Raina needs to convince he’s the man India need at 10/2 in Perth

Batsmen must aspire to move up the order and with Yuvraj it was really,just a case of returning to where he had once been.

Written by Harsha Bhogle | Published:October 18, 2013 4:19 am

For someone with a record that is quite encouraging,Suresh Raina often gets talked about for perceived weaknesses rather than obvious strengths. There is some merit in the discussion on whether or not he handles the short-pitched ball well enough but there is a lot more to Raina than just that (One-day international average 36.5,strike rate 91.60). And so I am delighted that he features prominently in the early thoughts on the World Cup of 2015.

Like almost everyone else,I assumed Yuvraj Singh would slip in at number four once he had proved his fitness,his form and his hunger. Batsmen must aspire to move up the order and with Yuvraj it was,really,just a case of returning to where he had once been. And so it was interesting to see Suresh Raina not just batting there for the first couple of games but having the mandate from his captain to get an extended run at number four. The thinking behind looking for an alternative at that crucial position is immaculate. Yuvraj is coming back from a lay-off,and a very serious ailment,and if for some reason his body isn’t geared to the demands of incessant cricket,you must have someone ready to move in. Once that was established,it was a question of who won the mandate.

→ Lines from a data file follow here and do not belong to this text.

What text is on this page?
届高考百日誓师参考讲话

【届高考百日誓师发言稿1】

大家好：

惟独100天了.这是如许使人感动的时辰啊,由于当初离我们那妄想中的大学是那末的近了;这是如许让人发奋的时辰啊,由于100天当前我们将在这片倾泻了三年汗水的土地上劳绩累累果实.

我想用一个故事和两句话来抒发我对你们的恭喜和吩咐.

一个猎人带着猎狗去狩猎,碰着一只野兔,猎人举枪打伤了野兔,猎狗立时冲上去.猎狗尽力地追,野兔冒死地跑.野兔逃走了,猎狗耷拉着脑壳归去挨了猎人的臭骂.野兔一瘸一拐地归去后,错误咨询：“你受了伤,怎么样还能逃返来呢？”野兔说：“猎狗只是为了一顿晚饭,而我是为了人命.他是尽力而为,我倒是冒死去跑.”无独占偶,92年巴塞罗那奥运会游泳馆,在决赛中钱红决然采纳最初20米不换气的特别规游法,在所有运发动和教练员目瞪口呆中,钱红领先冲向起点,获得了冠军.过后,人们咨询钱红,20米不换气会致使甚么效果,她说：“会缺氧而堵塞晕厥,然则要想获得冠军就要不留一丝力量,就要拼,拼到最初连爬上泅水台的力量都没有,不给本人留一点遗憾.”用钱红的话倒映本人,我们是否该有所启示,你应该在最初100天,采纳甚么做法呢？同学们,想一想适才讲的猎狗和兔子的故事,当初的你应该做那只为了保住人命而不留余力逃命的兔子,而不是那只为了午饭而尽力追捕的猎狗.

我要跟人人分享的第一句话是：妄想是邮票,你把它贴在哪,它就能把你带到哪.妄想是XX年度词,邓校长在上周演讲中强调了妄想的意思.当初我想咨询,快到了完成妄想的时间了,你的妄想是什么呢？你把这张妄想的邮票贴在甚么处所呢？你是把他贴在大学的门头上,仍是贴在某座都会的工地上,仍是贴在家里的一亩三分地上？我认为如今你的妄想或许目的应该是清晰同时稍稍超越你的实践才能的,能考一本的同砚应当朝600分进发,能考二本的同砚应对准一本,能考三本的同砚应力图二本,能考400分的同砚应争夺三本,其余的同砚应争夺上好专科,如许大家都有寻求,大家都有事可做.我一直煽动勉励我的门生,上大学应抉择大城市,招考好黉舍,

The two most obvious choices were Rohit Sharma and Virender Sehwag. For all the question marks on his temperament the one overwhelming factor in Rohit’s favour is that he is comfortable with pace and bounce and has the back foot horizontal bat shots needed to score runs against that kind of bowling. But he is now enjoying a good run at the top of the order (average 41.46 from 17 games in 2013 vs a career average of 32.5 from 103 games) and,from the point of view of the team,those skills are best utilised as an opener. Both Shikhar Dhawan and Rohit Sharma must believe that their best days are ahead of them and if they can bat together for the 35-40 one day games that India will play before the World Cup,India will have a critical component of their line up settled.

Sehwag at number four is a tempting thought. The scoreboard will rarely be static,he can manufacture shots and ensure that the innings doesn’t stagnate. But the World Cup is seventeen months away and by then Sehwag will be well into his 37th year. He isn’t now the quickest mover on the field and that is an aspect that Dhoni is very concerned about because he now has a core that is perhaps the best fielding side India has put out (though the 1985 limited overs side might contest that statement). And fielding did play a significant role in the winning of the Champions Trophy.

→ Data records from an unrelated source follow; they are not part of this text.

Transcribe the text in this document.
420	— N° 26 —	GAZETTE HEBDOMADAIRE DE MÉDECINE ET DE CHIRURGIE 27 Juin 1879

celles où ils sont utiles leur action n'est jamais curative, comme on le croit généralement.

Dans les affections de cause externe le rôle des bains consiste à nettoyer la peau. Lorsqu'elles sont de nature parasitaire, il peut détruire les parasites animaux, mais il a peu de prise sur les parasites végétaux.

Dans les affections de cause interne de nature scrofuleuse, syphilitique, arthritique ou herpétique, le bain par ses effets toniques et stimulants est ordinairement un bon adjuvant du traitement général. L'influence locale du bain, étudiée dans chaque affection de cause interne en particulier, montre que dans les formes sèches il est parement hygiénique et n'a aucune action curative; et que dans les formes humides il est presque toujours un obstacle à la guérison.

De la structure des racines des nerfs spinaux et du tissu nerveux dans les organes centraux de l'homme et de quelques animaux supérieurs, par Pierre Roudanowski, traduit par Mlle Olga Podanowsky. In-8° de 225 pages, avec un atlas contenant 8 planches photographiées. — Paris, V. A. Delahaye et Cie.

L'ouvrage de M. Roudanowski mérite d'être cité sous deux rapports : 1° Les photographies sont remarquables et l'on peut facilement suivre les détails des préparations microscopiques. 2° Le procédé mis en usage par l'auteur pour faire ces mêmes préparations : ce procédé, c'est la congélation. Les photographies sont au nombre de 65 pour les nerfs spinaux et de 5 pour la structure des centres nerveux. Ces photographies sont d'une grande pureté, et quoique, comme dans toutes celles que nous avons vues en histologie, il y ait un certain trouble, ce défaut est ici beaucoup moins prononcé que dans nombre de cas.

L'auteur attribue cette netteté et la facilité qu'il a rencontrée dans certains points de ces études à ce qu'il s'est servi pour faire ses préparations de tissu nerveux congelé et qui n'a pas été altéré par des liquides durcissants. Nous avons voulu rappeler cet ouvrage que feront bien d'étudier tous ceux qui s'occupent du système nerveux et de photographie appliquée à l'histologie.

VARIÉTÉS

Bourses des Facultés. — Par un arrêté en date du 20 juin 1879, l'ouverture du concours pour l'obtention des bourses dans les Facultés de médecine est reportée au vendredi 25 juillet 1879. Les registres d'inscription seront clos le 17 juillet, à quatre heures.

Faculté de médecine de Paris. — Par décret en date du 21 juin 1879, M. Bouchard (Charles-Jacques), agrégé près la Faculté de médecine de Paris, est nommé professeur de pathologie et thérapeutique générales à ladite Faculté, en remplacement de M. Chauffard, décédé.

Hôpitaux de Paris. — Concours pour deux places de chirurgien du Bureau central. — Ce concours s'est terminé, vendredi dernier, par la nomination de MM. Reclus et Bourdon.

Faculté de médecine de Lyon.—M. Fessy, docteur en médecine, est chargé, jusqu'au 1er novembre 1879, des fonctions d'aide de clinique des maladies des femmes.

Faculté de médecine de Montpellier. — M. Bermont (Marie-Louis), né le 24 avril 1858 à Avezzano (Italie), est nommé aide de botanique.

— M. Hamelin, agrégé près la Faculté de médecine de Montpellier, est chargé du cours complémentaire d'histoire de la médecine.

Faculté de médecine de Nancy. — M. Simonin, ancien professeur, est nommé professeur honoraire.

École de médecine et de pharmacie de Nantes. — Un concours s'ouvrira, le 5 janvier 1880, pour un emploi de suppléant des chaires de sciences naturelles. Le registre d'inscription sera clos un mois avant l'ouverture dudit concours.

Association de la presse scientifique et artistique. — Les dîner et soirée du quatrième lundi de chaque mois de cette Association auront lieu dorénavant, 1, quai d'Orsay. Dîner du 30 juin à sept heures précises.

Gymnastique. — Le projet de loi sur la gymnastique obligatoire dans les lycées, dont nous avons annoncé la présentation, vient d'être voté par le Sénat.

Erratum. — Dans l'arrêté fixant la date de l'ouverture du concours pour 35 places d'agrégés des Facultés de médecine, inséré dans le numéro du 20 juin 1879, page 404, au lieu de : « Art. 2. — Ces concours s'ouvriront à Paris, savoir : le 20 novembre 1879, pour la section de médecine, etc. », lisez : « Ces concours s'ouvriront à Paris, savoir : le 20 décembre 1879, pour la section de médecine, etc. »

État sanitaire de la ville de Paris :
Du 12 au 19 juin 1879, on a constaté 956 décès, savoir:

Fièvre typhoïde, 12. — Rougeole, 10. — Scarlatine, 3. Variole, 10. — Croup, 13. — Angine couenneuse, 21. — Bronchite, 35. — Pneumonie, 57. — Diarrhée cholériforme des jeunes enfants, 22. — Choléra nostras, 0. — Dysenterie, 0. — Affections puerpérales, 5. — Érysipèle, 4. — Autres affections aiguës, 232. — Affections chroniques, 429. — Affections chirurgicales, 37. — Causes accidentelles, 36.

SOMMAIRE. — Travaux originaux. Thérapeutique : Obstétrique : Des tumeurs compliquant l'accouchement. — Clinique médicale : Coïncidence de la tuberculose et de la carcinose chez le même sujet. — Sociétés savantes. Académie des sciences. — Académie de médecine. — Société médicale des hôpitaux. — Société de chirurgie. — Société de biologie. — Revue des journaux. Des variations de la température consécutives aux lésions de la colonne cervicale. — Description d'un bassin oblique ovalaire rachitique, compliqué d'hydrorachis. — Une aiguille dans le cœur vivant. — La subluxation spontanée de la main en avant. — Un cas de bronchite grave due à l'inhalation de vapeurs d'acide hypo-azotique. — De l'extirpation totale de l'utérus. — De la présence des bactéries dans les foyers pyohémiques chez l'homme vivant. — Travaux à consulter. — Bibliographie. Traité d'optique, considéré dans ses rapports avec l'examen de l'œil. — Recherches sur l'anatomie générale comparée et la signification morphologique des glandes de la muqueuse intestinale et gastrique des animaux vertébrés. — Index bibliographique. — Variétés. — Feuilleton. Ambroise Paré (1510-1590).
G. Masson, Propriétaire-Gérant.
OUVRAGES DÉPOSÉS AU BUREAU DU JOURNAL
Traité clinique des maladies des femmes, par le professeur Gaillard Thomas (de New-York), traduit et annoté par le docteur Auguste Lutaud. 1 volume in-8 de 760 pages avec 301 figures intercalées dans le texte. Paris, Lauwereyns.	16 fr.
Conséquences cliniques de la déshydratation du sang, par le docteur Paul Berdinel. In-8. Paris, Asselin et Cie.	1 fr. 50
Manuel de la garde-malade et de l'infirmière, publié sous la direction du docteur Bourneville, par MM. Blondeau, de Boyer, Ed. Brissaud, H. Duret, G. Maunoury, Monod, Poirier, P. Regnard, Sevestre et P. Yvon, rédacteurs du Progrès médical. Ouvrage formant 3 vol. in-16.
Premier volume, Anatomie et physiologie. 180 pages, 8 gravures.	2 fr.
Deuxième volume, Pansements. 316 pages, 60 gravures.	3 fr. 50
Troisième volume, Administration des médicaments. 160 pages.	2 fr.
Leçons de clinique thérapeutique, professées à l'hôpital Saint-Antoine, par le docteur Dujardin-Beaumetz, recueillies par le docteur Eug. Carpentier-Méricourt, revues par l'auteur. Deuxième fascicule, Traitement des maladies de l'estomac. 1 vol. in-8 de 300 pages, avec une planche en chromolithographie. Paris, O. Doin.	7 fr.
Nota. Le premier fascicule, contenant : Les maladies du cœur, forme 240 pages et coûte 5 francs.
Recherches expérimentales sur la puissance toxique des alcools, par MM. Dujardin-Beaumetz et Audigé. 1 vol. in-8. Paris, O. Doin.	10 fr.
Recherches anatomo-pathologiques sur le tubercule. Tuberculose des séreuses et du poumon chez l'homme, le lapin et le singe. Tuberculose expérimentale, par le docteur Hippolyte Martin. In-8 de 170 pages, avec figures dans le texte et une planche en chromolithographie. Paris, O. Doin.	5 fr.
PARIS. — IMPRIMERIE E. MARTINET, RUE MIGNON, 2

That leaves a short list of Ajinkya Rahane,Cheteshwar Pujara and Gautam Gambhir,each a potentially serious contender but for a place in the top three. The option of trying Pujara as an opener is genuinely exciting. His List A record is an eye-opener (average of 54.47 from 68 games with 9 centuries),he is unhurried by pace and would be just the person India can array its strokeplayers around. Just as Dhoni is looking for options at number four,he will need to guard against a loss of form from one of the openers in the lead up to the World Cup and at least one of those three has to be ready.

Raina provides an exciting option in the top order. Even when he is building an innings,he is unlikely to get marooned. He runs hard between wickets and seems to have the ability to pick the right time to change gears. Now he needs to convince everyone that if the scoreboard is reading 10 for 2 at Perth,he is the man to walk out for India (in Australia,average of 26 from 8 innings,in South Africa 23 from 7 innings). By giving him the opportunity so early into the World Cup campaign,Dhoni is ensuring that he has enough time for a course correction,should it be required.

Indeed,bounce is the factor India will have to prepare against because with hard pitches and two new balls there will be no place to hide. Raina and Jadeja,amongst the top seven,are work in progress on that front and even Yuvraj needs to convince a few more people that he is the best 10-2 man in Australia. I believe India will need one old-fashioned test match batsman in their squad and Pujara could well be that person.

Dhoni has always said that he would like whoever goes to the World Cup to have fifty games behind him. With the batsmen India is heading towards that comfort zone but there are a few hard calls that the selectors need to take with the bowling. That is for another day.